I due JRPG targati Monolith per console Nintendo a confronto

SPECIALE di Christian Colli   —   05/12/2017

La domanda più gettonata della scorsa settimana? "È meglio il primo Xenoblade Chronicles o quello nuovo?" L'attenzione degli appassionati di JRPG è rivolta al nuovo titolo firmato Monolith Soft che, pochi giorni fa, è uscito finalmente in tutto il mondo. Xenoblade Chronicles 2 ha diviso la critica internazionale: a qualcuno è piaciuto moderatamente, a qualcuno non è piaciuto affatto, a noi è piaciuto moltissimo. Lo abbiamo premiato con un voto - 9,4 - inferiore di soltanto 0,2 a quello di Xenoblade Chronicles per Nintendo Wii.
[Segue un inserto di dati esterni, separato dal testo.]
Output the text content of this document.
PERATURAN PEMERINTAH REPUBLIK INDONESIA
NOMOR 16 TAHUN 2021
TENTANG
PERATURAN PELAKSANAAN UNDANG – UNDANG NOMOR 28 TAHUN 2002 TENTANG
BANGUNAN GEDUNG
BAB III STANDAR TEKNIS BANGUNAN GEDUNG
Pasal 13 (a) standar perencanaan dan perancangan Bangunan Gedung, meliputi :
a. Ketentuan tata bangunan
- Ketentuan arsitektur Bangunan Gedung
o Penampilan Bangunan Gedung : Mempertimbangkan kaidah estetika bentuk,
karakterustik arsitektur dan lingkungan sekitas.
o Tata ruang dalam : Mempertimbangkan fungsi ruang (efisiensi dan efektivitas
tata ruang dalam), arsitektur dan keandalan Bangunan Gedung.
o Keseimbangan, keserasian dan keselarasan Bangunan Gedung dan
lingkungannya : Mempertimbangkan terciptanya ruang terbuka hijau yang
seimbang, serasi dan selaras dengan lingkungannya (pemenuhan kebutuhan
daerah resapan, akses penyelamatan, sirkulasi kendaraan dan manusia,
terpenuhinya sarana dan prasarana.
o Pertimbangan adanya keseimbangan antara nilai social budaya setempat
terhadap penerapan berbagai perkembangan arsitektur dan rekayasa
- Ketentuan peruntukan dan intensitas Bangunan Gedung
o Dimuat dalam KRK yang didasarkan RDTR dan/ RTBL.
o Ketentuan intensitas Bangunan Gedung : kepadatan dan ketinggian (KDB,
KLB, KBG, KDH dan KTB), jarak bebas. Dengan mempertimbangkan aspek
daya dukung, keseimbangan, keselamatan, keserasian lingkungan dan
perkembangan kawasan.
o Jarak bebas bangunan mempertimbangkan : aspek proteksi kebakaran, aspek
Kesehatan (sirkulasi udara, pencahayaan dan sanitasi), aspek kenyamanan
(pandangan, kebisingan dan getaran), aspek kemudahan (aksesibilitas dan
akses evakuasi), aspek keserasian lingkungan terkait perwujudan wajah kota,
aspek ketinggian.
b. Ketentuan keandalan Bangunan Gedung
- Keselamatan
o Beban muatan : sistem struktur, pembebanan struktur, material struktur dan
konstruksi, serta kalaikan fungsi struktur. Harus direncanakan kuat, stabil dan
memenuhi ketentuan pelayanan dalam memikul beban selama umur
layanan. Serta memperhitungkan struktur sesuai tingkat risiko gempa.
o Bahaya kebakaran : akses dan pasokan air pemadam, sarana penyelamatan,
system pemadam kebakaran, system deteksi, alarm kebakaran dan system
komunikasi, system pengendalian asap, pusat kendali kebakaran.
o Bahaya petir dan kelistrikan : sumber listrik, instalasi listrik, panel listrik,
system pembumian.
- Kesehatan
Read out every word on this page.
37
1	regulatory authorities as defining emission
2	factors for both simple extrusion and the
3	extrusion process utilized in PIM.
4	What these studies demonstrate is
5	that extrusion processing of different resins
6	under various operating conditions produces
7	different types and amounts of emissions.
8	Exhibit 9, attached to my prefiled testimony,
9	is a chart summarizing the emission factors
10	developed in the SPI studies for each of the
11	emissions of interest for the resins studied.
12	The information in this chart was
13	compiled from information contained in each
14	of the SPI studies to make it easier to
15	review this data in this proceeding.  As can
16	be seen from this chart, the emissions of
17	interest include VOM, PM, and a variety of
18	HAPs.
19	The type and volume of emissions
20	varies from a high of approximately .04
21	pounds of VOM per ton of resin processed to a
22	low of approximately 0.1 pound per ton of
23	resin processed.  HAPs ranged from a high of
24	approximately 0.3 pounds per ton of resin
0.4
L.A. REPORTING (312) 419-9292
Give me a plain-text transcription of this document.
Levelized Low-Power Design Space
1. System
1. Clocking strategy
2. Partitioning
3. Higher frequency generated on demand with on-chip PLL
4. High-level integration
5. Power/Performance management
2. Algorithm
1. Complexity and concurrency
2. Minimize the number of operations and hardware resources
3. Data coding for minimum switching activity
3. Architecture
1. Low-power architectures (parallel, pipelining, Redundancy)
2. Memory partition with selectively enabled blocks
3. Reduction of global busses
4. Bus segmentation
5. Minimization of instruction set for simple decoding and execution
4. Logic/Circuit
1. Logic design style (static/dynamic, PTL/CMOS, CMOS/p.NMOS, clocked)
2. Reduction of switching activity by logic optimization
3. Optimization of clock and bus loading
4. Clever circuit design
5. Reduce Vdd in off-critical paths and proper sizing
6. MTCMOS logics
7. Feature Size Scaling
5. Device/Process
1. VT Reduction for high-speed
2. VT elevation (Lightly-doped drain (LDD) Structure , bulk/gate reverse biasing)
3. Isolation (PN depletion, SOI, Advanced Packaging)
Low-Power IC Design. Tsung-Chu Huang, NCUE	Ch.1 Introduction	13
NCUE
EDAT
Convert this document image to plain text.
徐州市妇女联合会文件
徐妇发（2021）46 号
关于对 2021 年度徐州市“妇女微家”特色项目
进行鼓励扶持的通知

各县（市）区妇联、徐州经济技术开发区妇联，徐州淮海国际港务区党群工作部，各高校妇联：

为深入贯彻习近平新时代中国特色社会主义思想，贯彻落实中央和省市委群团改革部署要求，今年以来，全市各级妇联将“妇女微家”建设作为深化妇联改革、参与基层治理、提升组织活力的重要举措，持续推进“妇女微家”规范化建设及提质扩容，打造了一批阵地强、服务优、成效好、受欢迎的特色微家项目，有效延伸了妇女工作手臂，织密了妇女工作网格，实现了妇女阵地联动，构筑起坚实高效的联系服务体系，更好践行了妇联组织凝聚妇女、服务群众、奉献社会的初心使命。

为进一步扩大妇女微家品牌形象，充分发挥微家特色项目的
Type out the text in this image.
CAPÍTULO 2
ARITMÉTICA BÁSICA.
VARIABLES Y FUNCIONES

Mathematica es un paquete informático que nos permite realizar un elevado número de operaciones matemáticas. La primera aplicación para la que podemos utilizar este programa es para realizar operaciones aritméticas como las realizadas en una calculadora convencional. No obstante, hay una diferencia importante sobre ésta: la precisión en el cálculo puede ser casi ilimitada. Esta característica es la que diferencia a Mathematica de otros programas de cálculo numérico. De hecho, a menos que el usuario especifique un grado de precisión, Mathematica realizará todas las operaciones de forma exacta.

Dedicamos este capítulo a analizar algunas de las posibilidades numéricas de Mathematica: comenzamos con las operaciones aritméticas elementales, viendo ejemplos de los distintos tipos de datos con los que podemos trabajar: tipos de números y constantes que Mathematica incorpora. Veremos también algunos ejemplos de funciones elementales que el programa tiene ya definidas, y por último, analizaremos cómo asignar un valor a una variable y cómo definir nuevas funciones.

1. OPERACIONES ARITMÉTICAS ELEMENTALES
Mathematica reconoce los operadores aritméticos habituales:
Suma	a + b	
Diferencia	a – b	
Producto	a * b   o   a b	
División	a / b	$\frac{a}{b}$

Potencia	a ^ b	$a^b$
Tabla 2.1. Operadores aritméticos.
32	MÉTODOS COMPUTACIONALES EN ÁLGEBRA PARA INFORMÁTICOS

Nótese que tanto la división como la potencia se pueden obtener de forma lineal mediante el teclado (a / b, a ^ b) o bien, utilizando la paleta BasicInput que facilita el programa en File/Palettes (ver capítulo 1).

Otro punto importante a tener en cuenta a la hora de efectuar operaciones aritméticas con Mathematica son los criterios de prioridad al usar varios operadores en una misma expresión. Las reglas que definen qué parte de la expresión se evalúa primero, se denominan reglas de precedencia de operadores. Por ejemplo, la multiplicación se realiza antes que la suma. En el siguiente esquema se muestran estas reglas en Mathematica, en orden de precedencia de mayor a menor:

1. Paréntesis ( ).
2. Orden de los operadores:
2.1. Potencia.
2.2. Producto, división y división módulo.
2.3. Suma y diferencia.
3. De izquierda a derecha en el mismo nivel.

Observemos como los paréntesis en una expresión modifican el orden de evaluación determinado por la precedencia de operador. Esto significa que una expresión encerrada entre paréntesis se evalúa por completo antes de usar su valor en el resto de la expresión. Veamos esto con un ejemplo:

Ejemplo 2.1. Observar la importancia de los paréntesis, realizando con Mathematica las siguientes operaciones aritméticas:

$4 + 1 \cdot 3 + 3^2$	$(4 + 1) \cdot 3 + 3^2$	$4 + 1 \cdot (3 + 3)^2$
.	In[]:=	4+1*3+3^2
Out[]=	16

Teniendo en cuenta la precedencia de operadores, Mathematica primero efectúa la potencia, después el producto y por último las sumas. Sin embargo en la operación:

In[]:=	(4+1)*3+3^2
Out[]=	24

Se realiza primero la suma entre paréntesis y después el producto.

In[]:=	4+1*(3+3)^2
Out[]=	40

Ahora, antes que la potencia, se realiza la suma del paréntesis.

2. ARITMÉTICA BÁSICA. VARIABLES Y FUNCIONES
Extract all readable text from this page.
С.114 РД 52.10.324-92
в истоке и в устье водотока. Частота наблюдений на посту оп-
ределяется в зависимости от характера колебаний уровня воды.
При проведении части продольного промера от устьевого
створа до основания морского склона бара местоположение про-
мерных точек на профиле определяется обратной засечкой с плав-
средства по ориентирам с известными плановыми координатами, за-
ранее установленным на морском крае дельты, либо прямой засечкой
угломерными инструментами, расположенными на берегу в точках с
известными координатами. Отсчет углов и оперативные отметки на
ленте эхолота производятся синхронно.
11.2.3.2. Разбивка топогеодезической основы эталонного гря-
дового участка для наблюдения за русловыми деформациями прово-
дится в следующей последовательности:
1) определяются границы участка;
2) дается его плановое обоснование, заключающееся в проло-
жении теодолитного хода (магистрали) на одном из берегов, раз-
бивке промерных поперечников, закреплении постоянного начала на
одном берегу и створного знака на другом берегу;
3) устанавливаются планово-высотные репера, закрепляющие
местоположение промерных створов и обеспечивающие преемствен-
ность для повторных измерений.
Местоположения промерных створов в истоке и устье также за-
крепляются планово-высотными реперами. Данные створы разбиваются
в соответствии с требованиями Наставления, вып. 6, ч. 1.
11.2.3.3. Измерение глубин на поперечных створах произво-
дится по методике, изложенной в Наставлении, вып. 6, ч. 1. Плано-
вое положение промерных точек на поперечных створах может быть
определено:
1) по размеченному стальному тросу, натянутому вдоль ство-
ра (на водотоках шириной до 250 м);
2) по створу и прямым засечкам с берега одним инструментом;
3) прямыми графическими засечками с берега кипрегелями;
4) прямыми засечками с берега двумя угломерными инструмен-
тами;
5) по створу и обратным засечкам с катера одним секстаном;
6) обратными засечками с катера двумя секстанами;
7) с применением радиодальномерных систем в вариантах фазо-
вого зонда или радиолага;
Significa che è il peggiore dei due, se proprio vogliamo guardare al capello? No, non proprio. Non finiremo mai di sottolineare la relatività dei voti, numeretti che cercano di esprimere le riflessioni elaborate nelle nostre recensioni. I voti possono essere simbolici e anche nascere in contesti completamente diversi che rendono impossibile paragonare, sul lato puramente numerico, titoli usciti a generazioni di distanza. Allora, è meglio Xenoblade Chronicles o Xenoblade Chronicles 2? Per rispondere a questa domanda abbiamo voluto riproporre il giochino che abbiamo fatto nel 2015, quando abbiamo messo a confronto Xenoblade Chronicles con Xenoblade Chronicles X, ma questa volta abbiamo escluso il capitolo per Wii U, sperando di ripetere l'esperimento col suo eventuale sequel, magari prima che Donald Trump e Kim Jong-un distruggano il mondo a suon di bombe nucleari.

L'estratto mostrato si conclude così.